Nous comprenons votre ras-le-bol mais, le gouvernement s’est engagé à tout faire pour votre rapatriement, c’est quand même une promesse qui devrait vous donner un peu de réconfort ?

Oui, je comprends. Mais moi, je ne suis pas réconfortée. Parce que nous avons peur. Il nous reste pratiquement trois jours. Nous avons peur ! On nous a dit qu’on nous amènera dimanche. On va nous punir pour la vidéo que nous avons faite. De surcroît, toute personne qui entre à la déportation s’y rend sans téléphone. On nous fouillera. On y entre sans vêtements de rechange. Une fille nous a d’ailleurs raconté une histoire très horrible. Des rumeurs ont circulé que nous sommes déjà au Cameroun, demandant aux gens de nous attendre à l’aéroport. Pourtant, nous sommes encore au Koweit. Avant cette vidéo, c’était passable, à présent c’est pire.

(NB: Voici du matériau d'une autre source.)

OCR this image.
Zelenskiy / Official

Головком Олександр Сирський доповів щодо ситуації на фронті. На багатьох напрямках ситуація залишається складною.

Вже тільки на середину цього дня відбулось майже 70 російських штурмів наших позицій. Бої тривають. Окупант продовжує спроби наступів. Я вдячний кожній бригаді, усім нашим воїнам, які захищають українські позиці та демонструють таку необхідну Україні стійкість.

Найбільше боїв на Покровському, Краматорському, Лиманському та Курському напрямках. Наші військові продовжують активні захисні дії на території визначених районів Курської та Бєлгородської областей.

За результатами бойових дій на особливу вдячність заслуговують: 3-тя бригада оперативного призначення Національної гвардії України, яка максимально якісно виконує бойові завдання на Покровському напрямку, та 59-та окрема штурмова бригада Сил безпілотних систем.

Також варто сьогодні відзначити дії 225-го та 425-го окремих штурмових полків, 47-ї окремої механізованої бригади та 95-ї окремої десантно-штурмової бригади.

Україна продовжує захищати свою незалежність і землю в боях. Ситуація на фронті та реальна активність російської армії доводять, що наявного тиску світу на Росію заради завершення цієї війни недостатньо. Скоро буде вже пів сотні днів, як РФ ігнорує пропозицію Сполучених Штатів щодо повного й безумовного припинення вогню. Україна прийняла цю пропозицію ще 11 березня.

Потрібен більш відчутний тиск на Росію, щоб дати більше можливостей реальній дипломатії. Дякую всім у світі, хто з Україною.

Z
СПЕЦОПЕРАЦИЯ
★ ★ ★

Comment se passent vos journées ?

Avant le tournage de la vidéo sur notre captivité, les vigiles venaient nous appeler chaque matin, comme dans les prisons. Quand il est l’heure de prendre le petit déjeuner, on appelle « africa » ! Et tout le monde se lève. Ceux qui n’ont pas d’appétit n’y vont pas et d’autres y vont à leur place. Dès qu’on a déjeuné, nous rentrons dans notre chambre. Nous ne sortons pas. La seule source de distraction c’est le téléphone pour ceux qui en ont. Lorsqu’il est midi, on nous rappelle et nous allons manger. Dès que c’est fini, nous regagnons notre chambre. On continue de regarder nos téléphones ou à dormir.

Depuis la publication de cette vidéo, les choses ont changé. Nous avons peur. Nous marchons depuis lors en groupe pour aller manger. Hier par exemple, quand ils nous ont appelées pour aller manger, la vigile s’est placée au niveau de la porte pour nous empêcher d’entrer. Nous leur avons dit que si nous ne mangeons pas, nous allons mourir. Nous avons passé du temps-là devant la porte, puis, ils nous ont laissé entrer et ont chronométré.

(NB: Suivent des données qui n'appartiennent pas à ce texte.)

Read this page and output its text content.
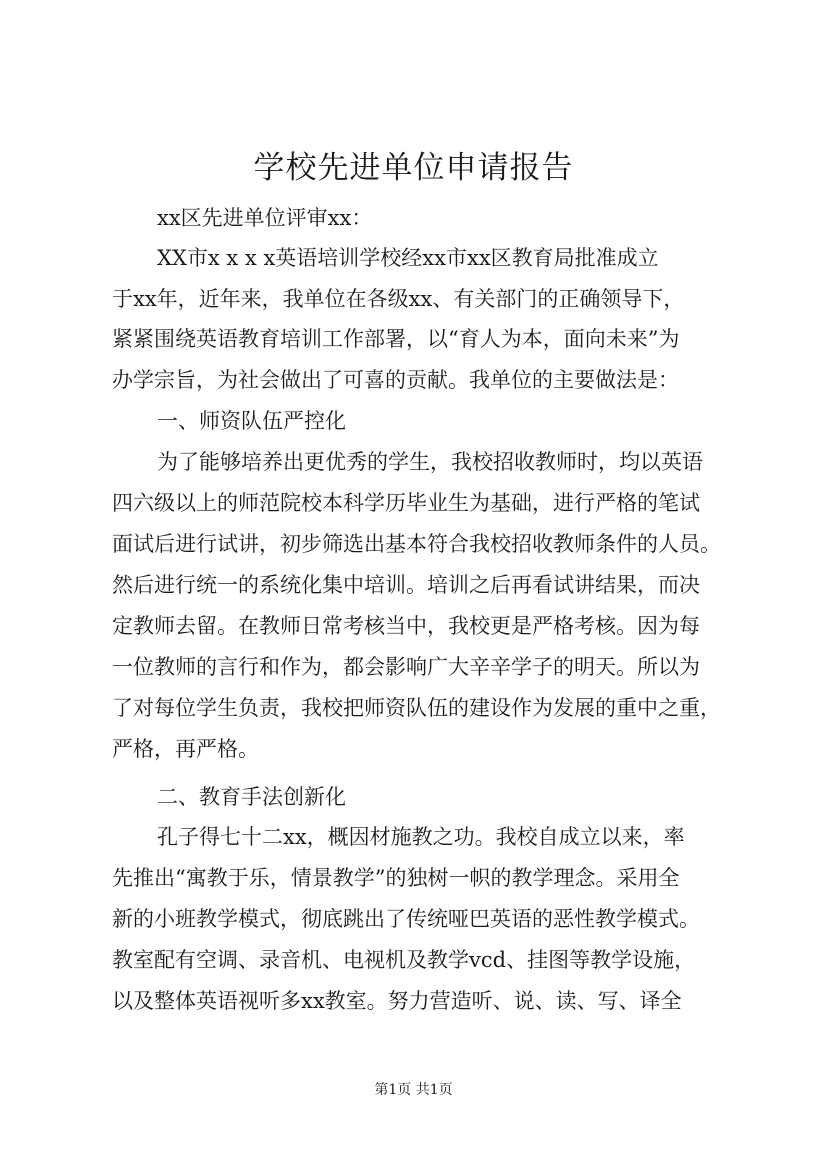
学校先进单位申请报告
xx区先进单位评审xx：
XX市x x x x英语培训学校经xx市xx区教育局批准成立
于xx年，近年来，我单位在各级xx、有关部门的正确领导下，
紧紧围绕英语教育培训工作部署，以“育人为本，面向未来”为
办学宗旨，为社会做出了可喜的贡献。我单位的主要做法是：
一、师资队伍严控化
为了能够培养出更优秀的学生，我校招收教师时，均以英语
四六级以上的师范院校本科学历毕业生为基础，进行严格的笔试
面试后进行试讲，初步筛选出基本符合我校招收教师条件的人员。
然后进行统一的系统化集中培训。培训之后再看试讲结果，而决
定教师去留。在教师日常考核当中，我校更是严格考核。因为每
一位教师的言行和作为，都会影响广大辛辛学子的明天。所以为
了对每位学生负责，我校把师资队伍的建设作为发展的重中之重，
严格，再严格。
二、教育手法创新化
孔子得七十二xx，概因材施教之功。我校自成立以来，率
先推出“寓教于乐，情景教学”的独树一帜的教学理念。采用全
新的小班教学模式，彻底跳出了传统哑巴英语的恶性教学模式。
教室配有空调、录音机、电视机及教学vcd、挂图等教学设施，
以及整体英语视听多xx教室。努力营造听、说、读、写、译全
第1页 共1页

Ils ont donné cinq minutes à chacune d’entre nous, en grondant « Yala yala yala » !! Notre repas est déjà séparé de celui des autres. Nous n’avons même pas pu achever notre repas à ce rythme-là. Nous n’avions pas d’appétit. Un jour, on nous a annoncé que nous allions rentrer. On se disait enfin le gouvernement nous a aidées ! Nous allons être libérées. Nous avons été contentes. Depuis que les filles ont compris que ce n’était pas le cas, nous sommes tellement stressées. Certaines s’évanouissent. Plusieurs parmi nous sont entrées dans le coma. Elles ne reçoivent pas de soins.

Regrettez-vous votre choix d’être allée vers ce pays-là ?

Quelle question ! Je regrette amèrement ! Je regrette ce que je venais faire ici. Ce que je veux enfin dire c’est que beaucoup de gens se plaignent de nous. Ils nous accablent, mais nous remercions infiniment nos frères et sœurs, le gouvernement aussi. Malgré que certaines personnes utilisent notre situation à des fins politiques. Nous nous comptons sur tout le soutien de tous les Camerounais et le gouvernement. Mes sœurs et moi voulons être au pays avant l'élection présidentielle du 7 octobre prochain. S’il vous plaît nous sommes en danger.